Bumblebees can use cues from their rivals the honeybees to learn where the best food resources are, according to new research from Queen Mary, University of London.
Writing in the journal PLoS ONE, the team from Queen Mary's School of Biological and Chemical Sciences explain how they trained a colony of bumblebees (Bombus terrestris) to use cues provided by a different species, the honeybee (Apis mellifera), as well as cues provided by fellow bumblebees to locate food resources on artificial flowers.
They found that the bumblebees were able to learn the information from the honeybees just as efficiently as when the information came from their own species, demonstrating that social learning is not a unique process limited members of the same species.
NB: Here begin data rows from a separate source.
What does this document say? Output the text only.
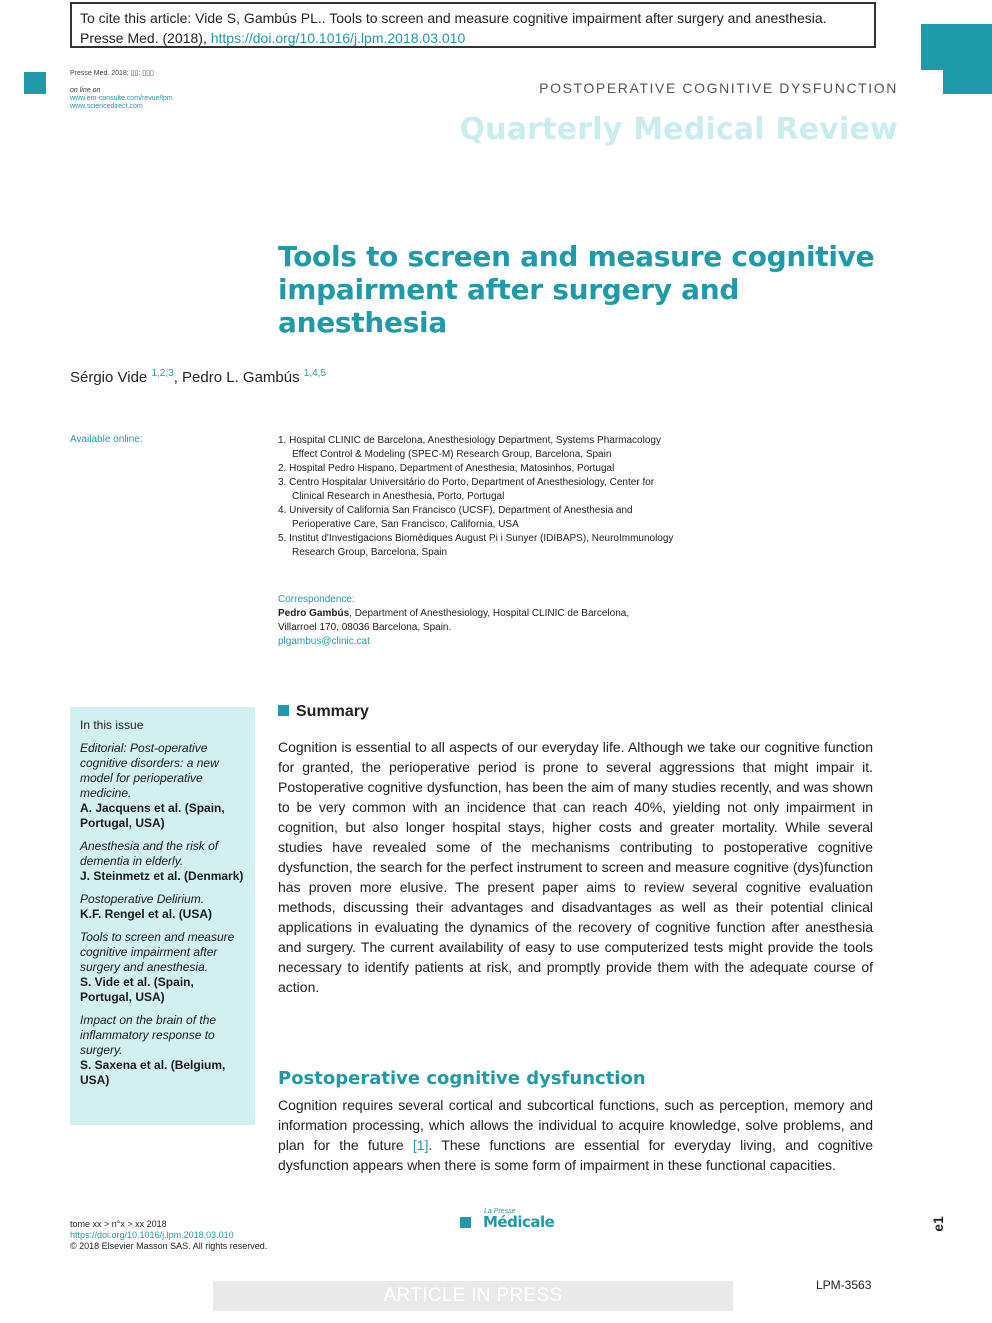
To cite this article: Vide S, Gambús PL.. Tools to screen and measure cognitive impairment after surgery and anesthesia. Presse Med. (2018), https://doi.org/10.1016/j.lpm.2018.03.010
Presse Med. 2018; ▯▯: ▯▯▯
on line on
www.em-consulte.com/revue/lpm
www.sciencedirect.com
POSTOPERATIVE COGNITIVE DYSFUNCTION
Quarterly Medical Review
Tools to screen and measure cognitive
impairment after surgery and anesthesia
Sérgio Vide $^{1,2,3}$, Pedro L. Gambús $^{1,4,5}$
Available online:	1. Hospital CLINIC de Barcelona, Anesthesiology Department, Systems Pharmacology Effect Control & Modeling (SPEC-M) Research Group, Barcelona, Spain
2. Hospital Pedro Hispano, Department of Anesthesia, Matosinhos, Portugal
3. Centro Hospitalar Universitário do Porto, Department of Anesthesiology, Center for Clinical Research in Anesthesia, Porto, Portugal
4. University of California San Francisco (UCSF), Department of Anesthesia and Perioperative Care, San Francisco, California, USA
5. Institut d'Investigacions Biomèdiques August Pi i Sunyer (IDIBAPS), NeuroImmunology Research Group, Barcelona, Spain
Correspondence:
Pedro Gambús, Department of Anesthesiology, Hospital CLINIC de Barcelona,
Villarroel 170, 08036 Barcelona, Spain.
plgambus@clinic.cat
In this issue
Editorial: Post-operative cognitive disorders: a new model for perioperative medicine.
A. Jacquens et al. (Spain, Portugal, USA)
Anesthesia and the risk of dementia in elderly.
J. Steinmetz et al. (Denmark)
Postoperative Delirium.
K.F. Rengel et al. (USA)
Tools to screen and measure cognitive impairment after surgery and anesthesia.
S. Vide et al. (Spain, Portugal, USA)
Impact on the brain of the inflammatory response to surgery.
S. Saxena et al. (Belgium, USA)
Summary
Cognition is essential to all aspects of our everyday life. Although we take our cognitive function for granted, the perioperative period is prone to several aggressions that might impair it. Postoperative cognitive dysfunction, has been the aim of many studies recently, and was shown to be very common with an incidence that can reach 40%, yielding not only impairment in cognition, but also longer hospital stays, higher costs and greater mortality. While several studies have revealed some of the mechanisms contributing to postoperative cognitive dysfunction, the search for the perfect instrument to screen and measure cognitive (dys)function has proven more elusive. The present paper aims to review several cognitive evaluation methods, discussing their advantages and disadvantages as well as their potential clinical applications in evaluating the dynamics of the recovery of cognitive function after anesthesia and surgery. The current availability of easy to use computerized tests might provide the tools necessary to identify patients at risk, and promptly provide them with the adequate course of action.
Postoperative cognitive dysfunction
Cognition requires several cortical and subcortical functions, such as perception, memory and information processing, which allows the individual to acquire knowledge, solve problems, and plan for the future [1]. These functions are essential for everyday living, and cognitive dysfunction appears when there is some form of impairment in these functional capacities.
tome xx > n°x > xx 2018
https://doi.org/10.1016/j.lpm.2018.03.010
© 2018 Elsevier Masson SAS. All rights reserved.
La Presse
Médicale	e1
ARTICLE IN PRESS	LPM-3563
PhD student Erika Dawson, explains: "Most social learning research has focused on learning between members of the same species. But in the same way that human engineers can pick up useful tricks from animals (such as using bird aerodynamics to design planes), animals might of course learn from different species where the best food is, where predation looms or where the best place to nest can be found.
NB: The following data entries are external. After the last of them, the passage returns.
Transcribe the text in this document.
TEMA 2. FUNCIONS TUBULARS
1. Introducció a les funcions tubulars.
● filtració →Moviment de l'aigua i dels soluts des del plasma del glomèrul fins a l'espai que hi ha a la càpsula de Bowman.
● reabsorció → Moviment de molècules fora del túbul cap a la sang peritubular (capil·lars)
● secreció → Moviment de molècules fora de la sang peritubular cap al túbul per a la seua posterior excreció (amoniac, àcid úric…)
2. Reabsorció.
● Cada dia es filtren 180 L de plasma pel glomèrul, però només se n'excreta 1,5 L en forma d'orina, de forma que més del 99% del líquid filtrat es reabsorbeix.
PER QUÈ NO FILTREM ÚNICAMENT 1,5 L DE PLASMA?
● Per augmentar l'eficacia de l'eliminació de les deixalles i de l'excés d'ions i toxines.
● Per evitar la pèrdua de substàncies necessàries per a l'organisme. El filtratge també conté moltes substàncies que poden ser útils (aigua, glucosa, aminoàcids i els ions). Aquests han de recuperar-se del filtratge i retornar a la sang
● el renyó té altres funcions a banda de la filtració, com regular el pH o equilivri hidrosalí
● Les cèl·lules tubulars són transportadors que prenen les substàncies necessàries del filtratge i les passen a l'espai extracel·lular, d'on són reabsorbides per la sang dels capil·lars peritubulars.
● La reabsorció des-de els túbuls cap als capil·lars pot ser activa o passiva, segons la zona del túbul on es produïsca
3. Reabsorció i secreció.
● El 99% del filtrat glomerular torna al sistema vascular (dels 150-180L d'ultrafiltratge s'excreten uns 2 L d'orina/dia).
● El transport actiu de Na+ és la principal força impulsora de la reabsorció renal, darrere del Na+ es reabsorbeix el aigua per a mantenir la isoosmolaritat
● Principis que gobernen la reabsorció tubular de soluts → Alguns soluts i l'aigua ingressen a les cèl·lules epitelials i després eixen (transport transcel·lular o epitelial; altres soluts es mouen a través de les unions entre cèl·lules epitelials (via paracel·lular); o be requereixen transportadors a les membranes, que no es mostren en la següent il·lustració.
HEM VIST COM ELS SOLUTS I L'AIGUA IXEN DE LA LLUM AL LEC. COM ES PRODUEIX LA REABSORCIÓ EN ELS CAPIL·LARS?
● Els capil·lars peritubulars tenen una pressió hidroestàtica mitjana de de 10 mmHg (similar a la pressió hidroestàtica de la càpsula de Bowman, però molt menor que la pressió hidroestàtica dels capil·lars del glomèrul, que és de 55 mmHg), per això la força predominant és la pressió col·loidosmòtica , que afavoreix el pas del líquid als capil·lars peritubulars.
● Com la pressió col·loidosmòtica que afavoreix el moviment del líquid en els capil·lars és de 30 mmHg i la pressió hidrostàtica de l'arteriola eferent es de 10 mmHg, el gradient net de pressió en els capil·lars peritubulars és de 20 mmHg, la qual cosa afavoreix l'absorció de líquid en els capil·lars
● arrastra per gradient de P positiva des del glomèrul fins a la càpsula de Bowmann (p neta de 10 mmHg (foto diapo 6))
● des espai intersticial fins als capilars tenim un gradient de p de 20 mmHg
"We wanted to determine whether animals can use any social cue to enhance their environment, even if they come from another species that share their habitat, resources or predators."
The results show that information learnt from other species can be just as valuable to an animal like the bumblebee as information from their own species. Bees would have opportunities to learn cues from their own species and other species to an equal degree in the wild, as they often share the same flower species as a source of food. This is particularly true for large flowers such as sunflowers, which are often fed from by multiple pollinators simultaneously.
The results also show that competition between the two species may be much more severe than previously assumed, as Erika Dawson explains: "If bumblebees use individual exploration and copying of their fellow bumblebees to identify rewarding plants, but also use the information provided by a rival species (ie honeybees), this could have important ecological implications for community structure and formation, and may help us better understand the impact of competition within natural pollinator communities."